Prove that every tangent of a function cuts $y$ axis at a point that is at equal distance from (0,0) and touching point

Question

If a function y = $\frac{1}{2}$$\sqrt{x-4x^2}$ is given, how would one prove that every tangent of the function cuts $y$ axis in a point that is at equal distance from point $(0, 0)$ and the point at which the tangent touches the function?Finding a derivative for every single point, constructing a tangent, finding a point where $x=0$ and then comparing given $y$ to the distance between $y$ and touching point is clearly not feasible.

Answer 1

Denote point where tangent $t$ touches graph of the function with $T(x_0, y_0)$. Obviously:

$$y_0^2=\frac 14(x_0-4x_0^2)\tag{1}$$

Equation of tangent passing through $T$ is:

$$(y-y_0)=y'_0(x-x_0)$$

where:

$$y'_0=\frac{1-8x_0}{4\sqrt{x_0-4x_0^2}}=\frac{1-8x_0}{8y_0}$$

Tangent intersect $y$ axis at point $P_(x_1=0, y_1)$. If you replace these cooridinates into the equaton of the tangent:

$$y_1-y_0=\frac{8x_0^2-x_0}{8y_0}\tag{2}$$

You have to show that: $TP=OP$ or $TP^2=OP^2$:

$$TP^2=(x_1-x_0)^2+(y_1-y_0)^2=OP^2=y_1^2$$

$$(y_1-y_0)^2+x_0^2=y_1^2$$

$$-2y_0y_1+y_0^2+x_0^2=0$$

$$x_0^2+y_0^2=2y_0y_1\tag{3}$$

Combine (2) and (3) and you get:

$$x_0^2+y_0^2=2y_0(y_0+\frac{8x_0^2-x_0}{8y_0})$$

$$x_0^2=y_0^2+\frac14(8x_0^2-x_0)$$

$$4x_0^2=4y_0^2+8x_0^2-x_0$$

$$x_0-4x_0^2=4y_0^2$$

...which is always true, according to (1)

Answer 2

The equation of for the tangent at x = a is
y - y(a) = y'(a)(x - a).
When x = 0, the y intercept is p = y(a) - ay'(a).

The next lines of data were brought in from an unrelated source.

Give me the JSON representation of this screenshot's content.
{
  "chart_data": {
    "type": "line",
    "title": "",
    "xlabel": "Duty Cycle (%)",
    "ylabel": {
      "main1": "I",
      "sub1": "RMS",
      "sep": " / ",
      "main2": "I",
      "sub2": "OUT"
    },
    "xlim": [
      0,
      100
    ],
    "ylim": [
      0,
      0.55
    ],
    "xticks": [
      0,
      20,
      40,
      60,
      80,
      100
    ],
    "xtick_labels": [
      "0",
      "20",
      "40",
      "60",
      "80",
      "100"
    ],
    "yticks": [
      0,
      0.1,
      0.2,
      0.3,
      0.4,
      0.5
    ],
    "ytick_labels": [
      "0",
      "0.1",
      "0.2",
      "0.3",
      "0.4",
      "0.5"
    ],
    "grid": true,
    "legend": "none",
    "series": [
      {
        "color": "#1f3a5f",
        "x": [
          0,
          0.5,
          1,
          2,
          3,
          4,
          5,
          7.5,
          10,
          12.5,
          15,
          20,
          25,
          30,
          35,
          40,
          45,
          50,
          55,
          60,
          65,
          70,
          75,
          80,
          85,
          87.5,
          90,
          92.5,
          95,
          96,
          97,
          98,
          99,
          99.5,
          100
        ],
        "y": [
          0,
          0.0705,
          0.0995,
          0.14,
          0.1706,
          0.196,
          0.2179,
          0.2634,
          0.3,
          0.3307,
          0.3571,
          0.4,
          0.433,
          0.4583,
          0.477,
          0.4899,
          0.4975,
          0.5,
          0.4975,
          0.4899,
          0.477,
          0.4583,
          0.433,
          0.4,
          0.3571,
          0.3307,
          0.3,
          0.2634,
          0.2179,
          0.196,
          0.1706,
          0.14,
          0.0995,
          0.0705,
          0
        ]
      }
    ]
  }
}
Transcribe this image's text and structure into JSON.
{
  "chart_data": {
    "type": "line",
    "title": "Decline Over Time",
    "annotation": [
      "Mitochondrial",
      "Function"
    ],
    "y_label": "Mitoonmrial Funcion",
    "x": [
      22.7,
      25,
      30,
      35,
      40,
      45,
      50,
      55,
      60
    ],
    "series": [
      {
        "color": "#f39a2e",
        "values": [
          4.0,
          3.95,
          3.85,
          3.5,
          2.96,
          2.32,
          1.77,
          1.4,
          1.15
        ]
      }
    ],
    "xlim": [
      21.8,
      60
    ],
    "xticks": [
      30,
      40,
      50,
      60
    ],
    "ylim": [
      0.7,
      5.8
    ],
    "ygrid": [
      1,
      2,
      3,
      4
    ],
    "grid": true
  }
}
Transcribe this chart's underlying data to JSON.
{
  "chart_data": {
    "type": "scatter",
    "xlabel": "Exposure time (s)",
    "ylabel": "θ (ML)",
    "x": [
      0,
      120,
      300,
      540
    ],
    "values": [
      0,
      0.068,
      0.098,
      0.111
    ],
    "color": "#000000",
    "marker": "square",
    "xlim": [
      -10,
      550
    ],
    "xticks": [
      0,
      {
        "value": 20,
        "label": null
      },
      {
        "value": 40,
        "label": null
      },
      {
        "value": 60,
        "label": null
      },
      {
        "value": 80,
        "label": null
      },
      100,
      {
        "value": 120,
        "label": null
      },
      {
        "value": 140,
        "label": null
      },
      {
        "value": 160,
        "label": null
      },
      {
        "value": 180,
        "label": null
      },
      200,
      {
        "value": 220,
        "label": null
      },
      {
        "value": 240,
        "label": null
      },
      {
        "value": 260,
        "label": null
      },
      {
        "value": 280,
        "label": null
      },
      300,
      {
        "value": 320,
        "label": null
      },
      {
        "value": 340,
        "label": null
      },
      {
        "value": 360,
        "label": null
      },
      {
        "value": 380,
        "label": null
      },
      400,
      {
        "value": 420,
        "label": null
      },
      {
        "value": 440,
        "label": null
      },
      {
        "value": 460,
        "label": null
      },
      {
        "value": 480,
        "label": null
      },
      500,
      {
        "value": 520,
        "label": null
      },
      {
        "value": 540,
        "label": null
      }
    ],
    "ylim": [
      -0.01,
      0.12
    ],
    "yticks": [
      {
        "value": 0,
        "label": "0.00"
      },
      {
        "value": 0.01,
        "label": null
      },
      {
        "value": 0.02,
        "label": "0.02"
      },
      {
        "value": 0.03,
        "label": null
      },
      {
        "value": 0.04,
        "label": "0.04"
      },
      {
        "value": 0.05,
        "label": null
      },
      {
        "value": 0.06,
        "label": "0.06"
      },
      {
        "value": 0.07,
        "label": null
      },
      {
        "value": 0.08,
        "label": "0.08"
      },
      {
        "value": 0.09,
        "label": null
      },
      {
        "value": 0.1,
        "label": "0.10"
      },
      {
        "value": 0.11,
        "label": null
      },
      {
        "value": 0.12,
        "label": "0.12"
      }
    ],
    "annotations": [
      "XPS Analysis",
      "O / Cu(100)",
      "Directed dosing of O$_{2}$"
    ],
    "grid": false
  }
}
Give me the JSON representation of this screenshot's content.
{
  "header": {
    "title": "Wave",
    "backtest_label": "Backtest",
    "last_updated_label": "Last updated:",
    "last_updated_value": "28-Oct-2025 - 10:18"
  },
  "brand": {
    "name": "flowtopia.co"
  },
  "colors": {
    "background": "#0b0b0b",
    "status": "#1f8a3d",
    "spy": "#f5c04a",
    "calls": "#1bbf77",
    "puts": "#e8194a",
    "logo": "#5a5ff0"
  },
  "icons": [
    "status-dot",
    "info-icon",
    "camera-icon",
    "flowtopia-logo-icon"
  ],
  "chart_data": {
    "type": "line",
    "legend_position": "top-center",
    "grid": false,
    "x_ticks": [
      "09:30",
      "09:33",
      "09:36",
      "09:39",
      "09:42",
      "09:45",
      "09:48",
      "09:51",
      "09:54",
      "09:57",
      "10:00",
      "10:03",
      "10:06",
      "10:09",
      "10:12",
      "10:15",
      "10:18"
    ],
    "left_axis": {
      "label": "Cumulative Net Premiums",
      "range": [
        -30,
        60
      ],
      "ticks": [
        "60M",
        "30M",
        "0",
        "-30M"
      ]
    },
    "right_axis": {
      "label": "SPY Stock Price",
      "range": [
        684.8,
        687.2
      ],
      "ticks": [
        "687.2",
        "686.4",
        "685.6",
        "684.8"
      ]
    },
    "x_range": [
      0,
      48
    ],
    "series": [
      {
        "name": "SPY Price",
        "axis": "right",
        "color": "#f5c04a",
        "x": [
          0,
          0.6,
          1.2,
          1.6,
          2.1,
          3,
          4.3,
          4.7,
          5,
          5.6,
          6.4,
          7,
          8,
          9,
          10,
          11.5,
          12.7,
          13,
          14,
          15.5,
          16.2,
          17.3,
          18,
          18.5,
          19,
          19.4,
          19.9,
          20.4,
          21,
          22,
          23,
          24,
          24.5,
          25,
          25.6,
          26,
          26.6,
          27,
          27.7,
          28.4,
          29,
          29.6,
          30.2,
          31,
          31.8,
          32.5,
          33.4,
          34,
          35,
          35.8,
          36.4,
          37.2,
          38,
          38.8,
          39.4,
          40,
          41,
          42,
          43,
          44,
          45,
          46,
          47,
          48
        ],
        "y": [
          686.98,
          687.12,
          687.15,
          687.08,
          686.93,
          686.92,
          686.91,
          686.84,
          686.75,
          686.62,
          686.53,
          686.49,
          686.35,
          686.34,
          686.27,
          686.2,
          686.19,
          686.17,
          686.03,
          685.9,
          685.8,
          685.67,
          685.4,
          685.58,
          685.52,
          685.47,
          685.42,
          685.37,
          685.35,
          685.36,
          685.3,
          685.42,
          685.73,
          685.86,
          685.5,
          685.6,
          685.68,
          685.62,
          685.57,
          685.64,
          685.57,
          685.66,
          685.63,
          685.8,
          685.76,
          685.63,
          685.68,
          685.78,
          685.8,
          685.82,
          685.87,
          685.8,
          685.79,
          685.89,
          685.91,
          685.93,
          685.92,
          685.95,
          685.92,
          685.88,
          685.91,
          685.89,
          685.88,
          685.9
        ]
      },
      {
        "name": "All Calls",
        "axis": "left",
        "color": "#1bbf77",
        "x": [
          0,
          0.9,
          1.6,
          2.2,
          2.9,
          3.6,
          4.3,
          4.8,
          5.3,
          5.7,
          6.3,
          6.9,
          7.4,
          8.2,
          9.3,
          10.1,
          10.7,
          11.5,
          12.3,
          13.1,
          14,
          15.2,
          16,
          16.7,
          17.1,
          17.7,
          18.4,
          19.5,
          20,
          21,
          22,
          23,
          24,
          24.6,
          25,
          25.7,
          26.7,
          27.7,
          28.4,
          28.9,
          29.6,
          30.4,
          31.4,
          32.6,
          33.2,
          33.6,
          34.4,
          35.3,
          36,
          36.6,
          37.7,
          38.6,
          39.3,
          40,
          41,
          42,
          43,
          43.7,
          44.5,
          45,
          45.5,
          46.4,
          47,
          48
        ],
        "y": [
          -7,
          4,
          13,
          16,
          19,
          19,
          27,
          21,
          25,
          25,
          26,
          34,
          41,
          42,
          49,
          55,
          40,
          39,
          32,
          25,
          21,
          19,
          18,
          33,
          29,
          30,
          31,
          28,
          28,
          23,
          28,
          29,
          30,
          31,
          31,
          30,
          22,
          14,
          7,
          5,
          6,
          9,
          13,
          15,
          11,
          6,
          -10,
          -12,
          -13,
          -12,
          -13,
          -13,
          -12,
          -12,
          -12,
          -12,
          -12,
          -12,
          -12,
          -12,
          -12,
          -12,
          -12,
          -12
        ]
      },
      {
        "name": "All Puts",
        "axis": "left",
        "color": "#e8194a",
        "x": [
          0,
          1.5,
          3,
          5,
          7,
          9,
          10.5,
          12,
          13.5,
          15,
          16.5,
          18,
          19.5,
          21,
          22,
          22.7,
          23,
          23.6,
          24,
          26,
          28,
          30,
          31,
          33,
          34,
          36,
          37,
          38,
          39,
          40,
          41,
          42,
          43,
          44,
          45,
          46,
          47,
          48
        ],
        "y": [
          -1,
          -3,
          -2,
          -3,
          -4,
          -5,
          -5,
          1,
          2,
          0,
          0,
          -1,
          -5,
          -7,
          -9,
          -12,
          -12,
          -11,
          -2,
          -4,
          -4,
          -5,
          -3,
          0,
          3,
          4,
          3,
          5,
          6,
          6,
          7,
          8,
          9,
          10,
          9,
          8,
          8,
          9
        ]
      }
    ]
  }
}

So, tra la, you want to show
$p = \sqrt{(p - y(a))^2 + a^2}.$

Answer 3

This is the equation of a half-circle passing through $(0,0)$ and tangent there to the $y$ axis. The property to prove can be then rephrased as follows: prove that the two segments of tangent, issued from any point on the positive $y$ axis, are equal, which is a well known geometric feature of any circle.